Seit dem15. März wurde kontinuierlich einmal pro Woche im AWO Service Haus am Sandberg Geschichte bearbeitet. Hier trafen sich Seniorinnen, Azubis, Schüler und Schülerinnen um unter der Leitung von Johannes Caspersen Stück für Stück ein großes Wandobjekt zu gestalten. Die Basis für diese Gemeinschaftsarbeit bildeten ausgediente kleine und große Holzschubladen, die mit Zahlen, Ziffern und Zeichen versehen sind. Sie entstammen einer alten aufgegebenen Tischlerei und dienten insgesamt als Magazin für Schrauben, Nägel, Beschläge und so weiter. Haben also selbst schon Geschichte geschrieben.

Die einzelnen, nicht genormten Kästen bekamen nun ein zweites Leben, indem sie als Behältnisse für individuelle Erlebnisse genutzt werden. Insgesamt 12 Teilnehmer bauten dahinein Anekdoten, Schicksalhaftes oder einfach Zeitgeschichtliches.

Da sich das Teilnehmeralter über 3 Generationen erstreckte, also Jahrgänge von 1925 über 1968 bis  hin zu 1995 umfasste, standen natürlich ganz unterschiedliche Themen im Vordergrund: Bei den Jüngsten, den Schülern war es etwa die Fußballweltmeisterschaft  von 2006, in der ein neues nationales Selbstbewusstsein quer durch die Republik erwachte. Aber auch individuelle Familienerlebnisse, die auf Facebook gepostet und diskutiert werden können. Diese Generation ist bereits in einer digitalen Welt aufgewachsen.

Bei den Teilnehmerinnen der mittleren Generation, die zurzeit eine Qualifizierung zur Pflegeassistenz und Betreuungskraft bei der Wirtschaftsakademie in Flensburg absolvieren, wurden Themen wie der Mauerfall 1989 oder die Schneekatastrophe von 1978/79 aber auch der Umgang mit Medikamenten  oder die neue Freiheit sich zu tätowieren angesprochen. Ein Beitrag beschäftigt sich mit Vietnam als Mutterland, das auf eigenen Wunsch verlassen wurde, um in Deutschland Fuß zu fassen. Diese Generation kennt sowohl die Schreibmaschine als auch die ersten Personal Computer. Die Seniorinnen beschäftigten sich sowohl mit Krieg und Vertreibung als auch mit dem Leben danach, in Friedenszeiten. Die Geschichte der Trümmerfrauen wird  aus eigener Anschauung aufgegriffen.

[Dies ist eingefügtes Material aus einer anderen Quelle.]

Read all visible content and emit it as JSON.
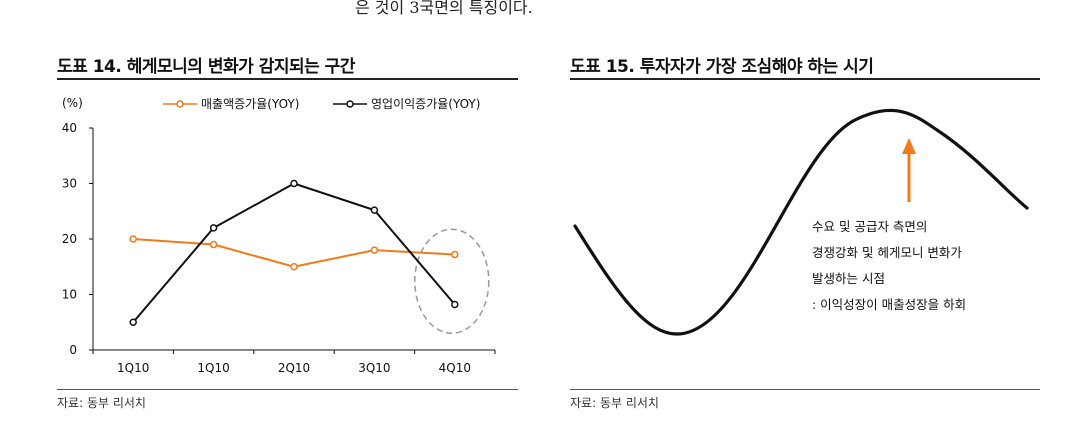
{
  "page": {
    "top_text": "은 것이 3국면의 특징이다."
  },
  "figure14": {
    "title": "도표 14. 헤게모니의 변화가 감지되는 구간",
    "source": "자료: 동부 리서치",
    "unit_label": "(%)",
    "colors": {
      "sales": "#f07a1c",
      "op": "#111111",
      "highlight": "#999999"
    }
  },
  "figure15": {
    "title": "도표 15. 투자자가 가장 조심해야 하는 시기",
    "source": "자료: 동부 리서치",
    "annotation_lines": [
      "수요 및 공급자 측면의",
      "경쟁강화 및 헤게모니 변화가",
      "발생하는 시점",
      ": 이익성장이 매출성장을 하회"
    ],
    "colors": {
      "curve": "#111111",
      "arrow": "#f07a1c"
    }
  },
  "chart_data": [
    {
      "type": "line",
      "categories": [
        "1Q10",
        "1Q10",
        "2Q10",
        "3Q10",
        "4Q10"
      ],
      "series": [
        {
          "name": "매출액증가율(YOY)",
          "values": [
            20,
            19,
            15,
            18,
            17.2
          ]
        },
        {
          "name": "영업이익증가율(YOY)",
          "values": [
            5,
            22,
            30,
            25.2,
            8.2
          ]
        }
      ],
      "ylim": [
        0,
        40
      ],
      "yticks": [
        0,
        10,
        20,
        30,
        40
      ],
      "legend_position": "top",
      "grid": false
    }
  ]
}
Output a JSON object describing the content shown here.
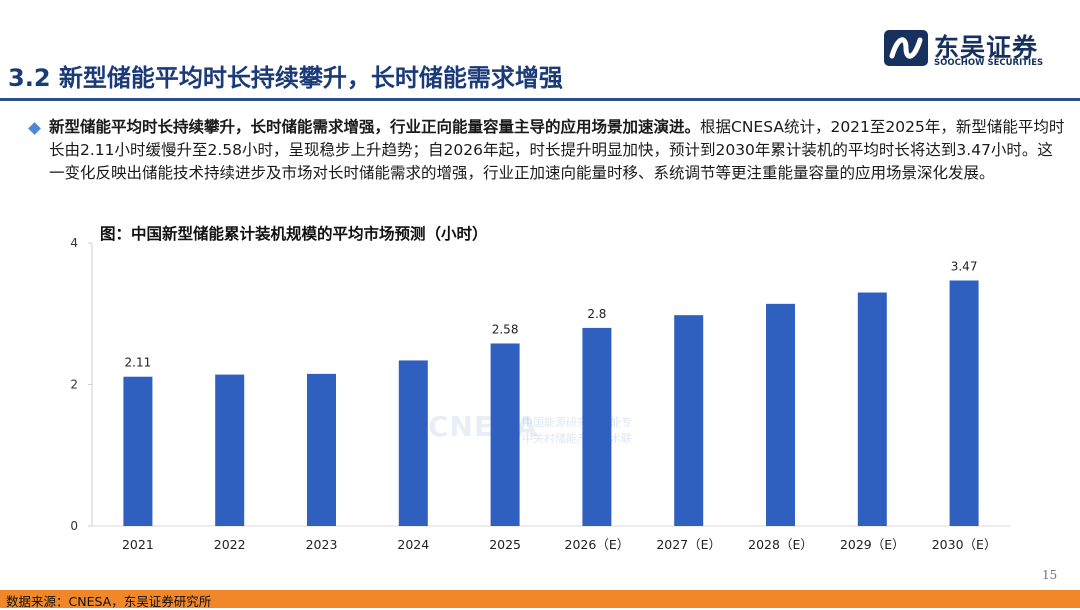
{
  "brand": {
    "name_cn": "东吴证券",
    "name_en": "SOOCHOW SECURITIES",
    "logo_icon": "soochow-logo-icon"
  },
  "page": {
    "title": "3.2 新型储能平均时长持续攀升，长时储能需求增强",
    "page_number": "15"
  },
  "bullet": {
    "bold": "新型储能平均时长持续攀升，长时储能需求增强，行业正向能量容量主导的应用场景加速演进。",
    "text": "根据CNESA统计，2021至2025年，新型储能平均时长由2.11小时缓慢升至2.58小时，呈现稳步上升趋势；自2026年起，时长提升明显加快，预计到2030年累计装机的平均时长将达到3.47小时。这一变化反映出储能技术持续进步及市场对长时储能需求的增强，行业正加速向能量时移、系统调节等更注重能量容量的应用场景深化发展。"
  },
  "chart_data": {
    "type": "bar",
    "title": "图：中国新型储能累计装机规模的平均市场预测（小时）",
    "categories": [
      "2021",
      "2022",
      "2023",
      "2024",
      "2025",
      "2026（E）",
      "2027（E）",
      "2028（E）",
      "2029（E）",
      "2030（E）"
    ],
    "values": [
      2.11,
      2.14,
      2.15,
      2.34,
      2.58,
      2.8,
      2.98,
      3.14,
      3.3,
      3.47
    ],
    "data_labels": [
      "2.11",
      "",
      "",
      "",
      "2.58",
      "2.8",
      "",
      "",
      "",
      "3.47"
    ],
    "y_ticks": [
      "0",
      "2",
      "4"
    ],
    "ylim": [
      0,
      4
    ],
    "bar_color": "#2f5fbf",
    "grid": false
  },
  "watermark": {
    "text": "CNESA",
    "cn_line1": "中国能源研究会储能专",
    "cn_line2": "中关村储能产业技术联"
  },
  "footer": {
    "source": "数据来源：CNESA，东吴证券研究所",
    "bar_color": "#f0882a"
  }
}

Über den Krieg gerettete Fotos, Postkarten oder Schmuckstücke sprechen eine sehr existentielle Sprache, sind sie doch teilweise letzte Erinnerung an Vergangenes, das nur so erhalten ist. Erfahrungen mit Vereinen, „Freizeit“ und berufliche Tätigkeiten sind ebenfalls Themen die es wert waren genannt zu werden. Die Schreibmaschine war das Instrument der Zukunft, allerdings längst nicht überall verfügbar. Die handschriftliche Nachricht war Tagesgeschäft. Die „Megabyte Sprache“ war damals unvorstellbar.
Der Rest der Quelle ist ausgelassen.